The balloons’ inflation and deflation sequence of BEPT worked as the clamping and declamping during carotid endarterectomy. In patients with symptomatic VA stenosis, the symptoms usually came from either an embolism due to an unstable plaque or cerebral hypoperfusion owing to concurrent contralateral VA stenosis. Accordingly, the target VA frequently still had an upward inflow rather than reflux. Therefore, inflation of the SA balloon to create reverse blood flow of the VA was always the first step. Then, the VA was cannulated, predilated (if necessary), and stented. While the SA balloon was kept inflated, the VA balloon was deflated for a few seconds and then inflated again.
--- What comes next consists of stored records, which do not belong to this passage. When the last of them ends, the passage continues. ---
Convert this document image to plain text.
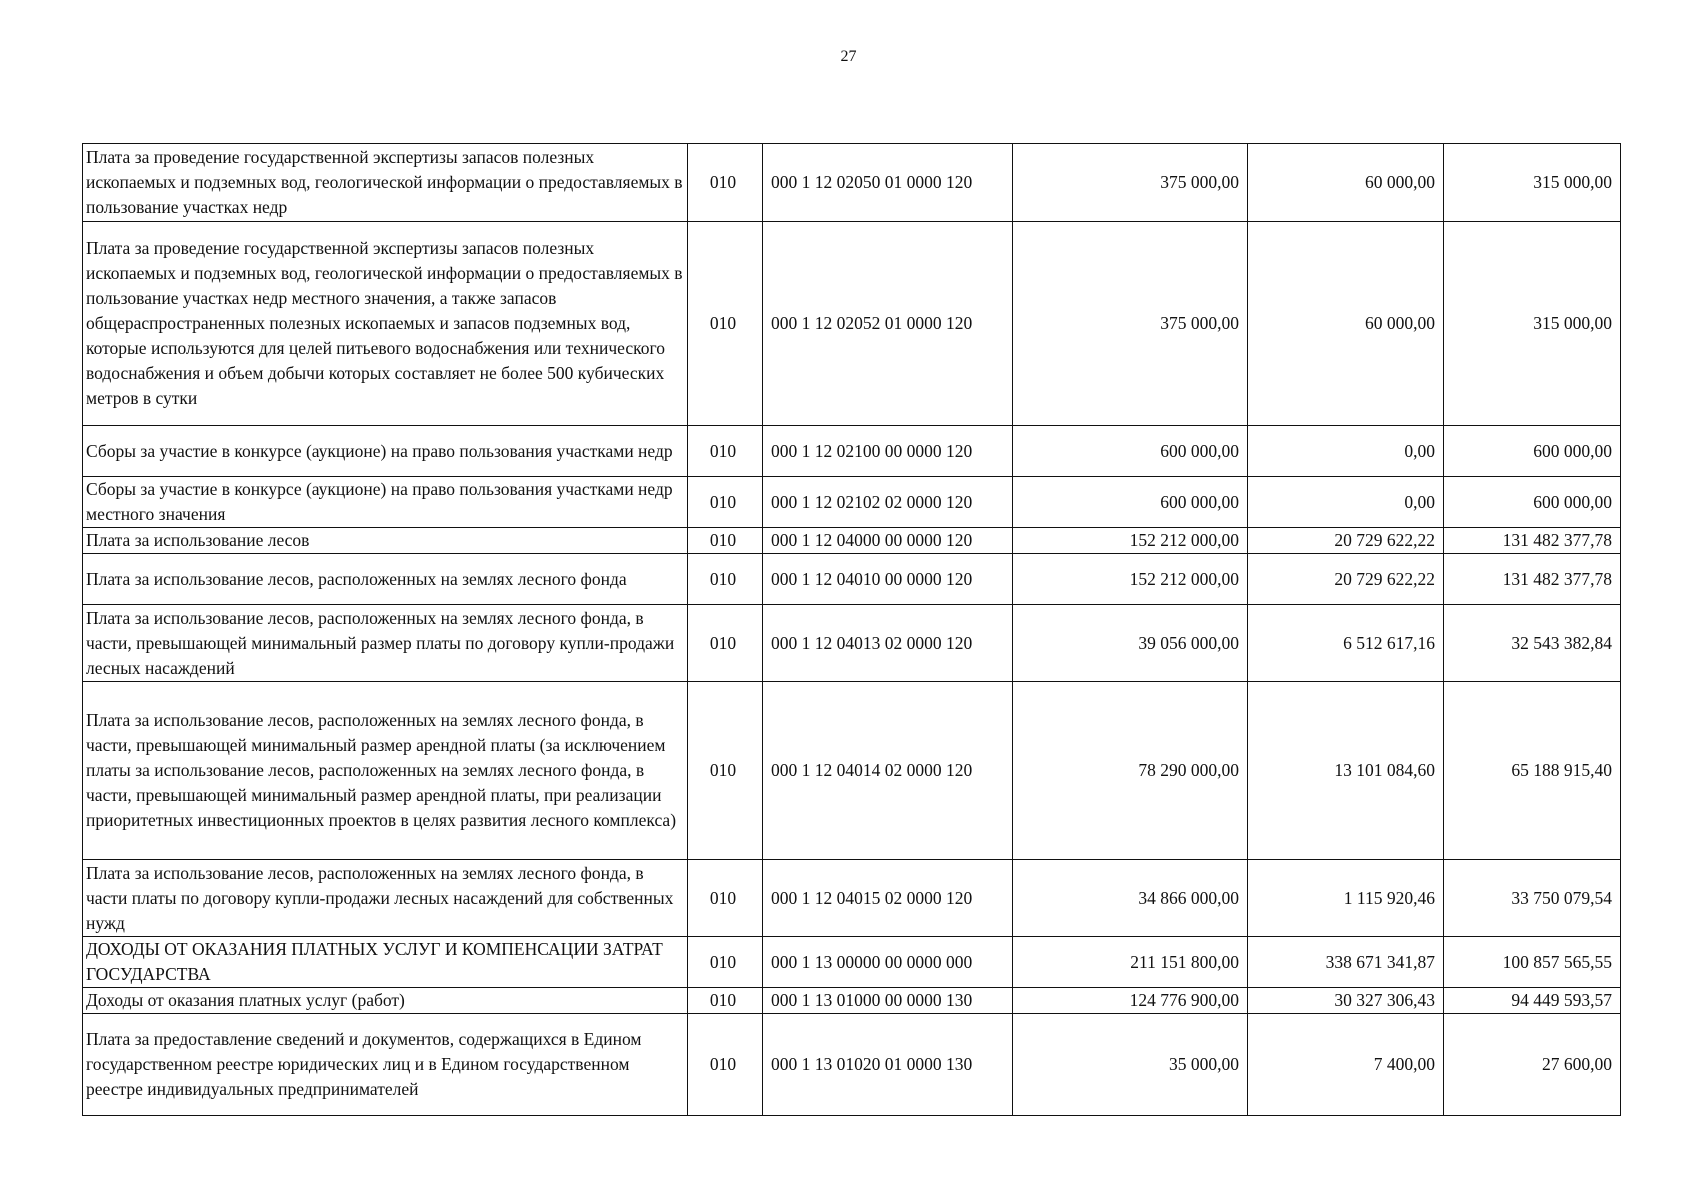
27
Плата за проведение государственной экспертизы запасов полезных ископаемых и подземных вод, геологической информации о предоставляемых в пользование участках недр	010	000 1 12 02050 01 0000 120	375 000,00	60 000,00	315 000,00
Плата за проведение государственной экспертизы запасов полезных ископаемых и подземных вод, геологической информации о предоставляемых в пользование участках недр местного значения, а также запасов общераспространенных полезных ископаемых и запасов подземных вод, которые используются для целей питьевого водоснабжения или технического водоснабжения и объем добычи которых составляет не более 500 кубических метров в сутки	010	000 1 12 02052 01 0000 120	375 000,00	60 000,00	315 000,00
Сборы за участие в конкурсе (аукционе) на право пользования участками недр	010	000 1 12 02100 00 0000 120	600 000,00	0,00	600 000,00
Сборы за участие в конкурсе (аукционе) на право пользования участками недр местного значения	010	000 1 12 02102 02 0000 120	600 000,00	0,00	600 000,00
Плата за использование лесов	010	000 1 12 04000 00 0000 120	152 212 000,00	20 729 622,22	131 482 377,78
Плата за использование лесов, расположенных на землях лесного фонда	010	000 1 12 04010 00 0000 120	152 212 000,00	20 729 622,22	131 482 377,78
Плата за использование лесов, расположенных на землях лесного фонда, в части, превышающей минимальный размер платы по договору купли-продажи лесных насаждений	010	000 1 12 04013 02 0000 120	39 056 000,00	6 512 617,16	32 543 382,84
Плата за использование лесов, расположенных на землях лесного фонда, в части, превышающей минимальный размер арендной платы (за исключением платы за использование лесов, расположенных на землях лесного фонда, в части, превышающей минимальный размер арендной платы, при реализации приоритетных инвестиционных проектов в целях развития лесного комплекса)	010	000 1 12 04014 02 0000 120	78 290 000,00	13 101 084,60	65 188 915,40
Плата за использование лесов, расположенных на землях лесного фонда, в части платы по договору купли-продажи лесных насаждений для собственных нужд	010	000 1 12 04015 02 0000 120	34 866 000,00	1 115 920,46	33 750 079,54
ДОХОДЫ ОТ ОКАЗАНИЯ ПЛАТНЫХ УСЛУГ И КОМПЕНСАЦИИ ЗАТРАТ ГОСУДАРСТВА	010	000 1 13 00000 00 0000 000	211 151 800,00	338 671 341,87	100 857 565,55
Доходы от оказания платных услуг (работ)	010	000 1 13 01000 00 0000 130	124 776 900,00	30 327 306,43	94 449 593,57
Плата за предоставление сведений и документов, содержащихся в Едином государственном реестре юридических лиц и в Едином государственном реестре индивидуальных предпринимателей	010	000 1 13 01020 01 0000 130	35 000,00	7 400,00	27 600,00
In the end, the SA and VA balloons were deflated successively. In this way, potential debris were flushed away to the brachial artery throughout the procedure [Figure 1].

In patients with SA occlusion, once the SA lesion was successfully passed, the brachial artery was punctured, and a 4-Fr sheath was placed. The VA balloon was inflated prior to predilation of the SA lesion and remained inflated. Then, a balloon-expandable stent was deployed at the SA while its balloon was kept inflated. The VA balloon was deflated for a second and then inflated again. Finally, the SA and VA balloons were deflated successively [Figure 1].

Based on preliminary experience, BEPT appears to be useful for the endovascular treatment of symptomatic VA stenosis or SA occlusion to prevent posterior circulation embolisms. A longer-term study involving larger numbers of patients is required to verify the safety and efficacy of this method.

Declaration of patient consent

The authors certify that they have obtained all appropriate patient consent forms. In the form, the patients have given their consent for their images and other clinical information to be reported in the journal. The patients understand that their names and initials will not be published, and appropriate efforts will be made to conceal their identity, but anonymity cannot be guaranteed.


This study was supported by grants from the China National Natural Science Funds (Grant No. 81970407) and Shanghai Excellent Academic Leader (No. 19XD1401200).